Let $G = \langle g \rangle, H = \langle h \rangle$ be two cyclic groups (with $g \in G, h \in H$), both of them of order $p \in \mathbb{N}$, where $p$ is a prime number.
I now want to show that
$$\langle(g, h^0)\rangle, \langle (g, h) \rangle, \langle (g, h^2) \rangle, ..., \langle (g, h^{p-1})\rangle, \langle (g^0, h) \rangle$$
are already all of the subgroups of order $p$ of the group $G \times H$.
Now I must admit that I couldn't really get started so far. I can see that each of the subgroups of $G \times H$ listed above are indeed of order $p$. (Because $ord(g) = ord(h) = p$, and $ord(h^k), ord(g^k) ≤ p$ for $k \in \mathbb{N}$, and each of the generators has either $g^1$ or $h^1$ in one of it's components.)

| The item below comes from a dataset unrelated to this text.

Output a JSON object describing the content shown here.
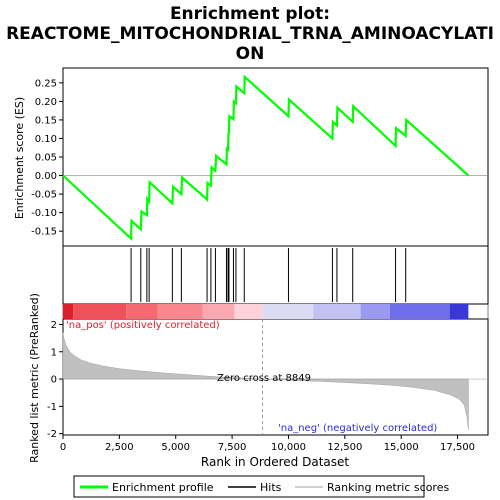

Because $p$ is prime, we have that $g^k$ is a generator of $G$ aswell for all $k \in \mathbb{N}$, unless $g^k = e_G$, I believe. (Because for a generator $g$ of $G$ with order $n$, we have that $g^i$ is a generator iff $i$ and $n$ are co-prime and $g^i ≠ e_G$, I think?)
I don't really know how to continue from there in order to show that the list above already features all subgroups of $G \times H$ of order $p$, i.e. that there are no other ones than the ones given in the list above.
$G\times H$ has $p^2$ elements. One of them is the identity, all the others have order $p$. An element of order $p$ is contained in a unique subgroup of order $p$, and each such subgroup contains $p-1$ elements of order $p$. It follows that there are $\frac{p^2-1}{p-1}=p+1$ subgroups of order $p$. As you have exhibited $p+1$ of them already, it suffices to check that they are distinct.
This is easy. For example, consider which elements of the form $(g,h^a)$ they contain. The first $p$ of them contain a unique such, with the value of $a$ always being different, whereas the last one doesn't even contain such an element.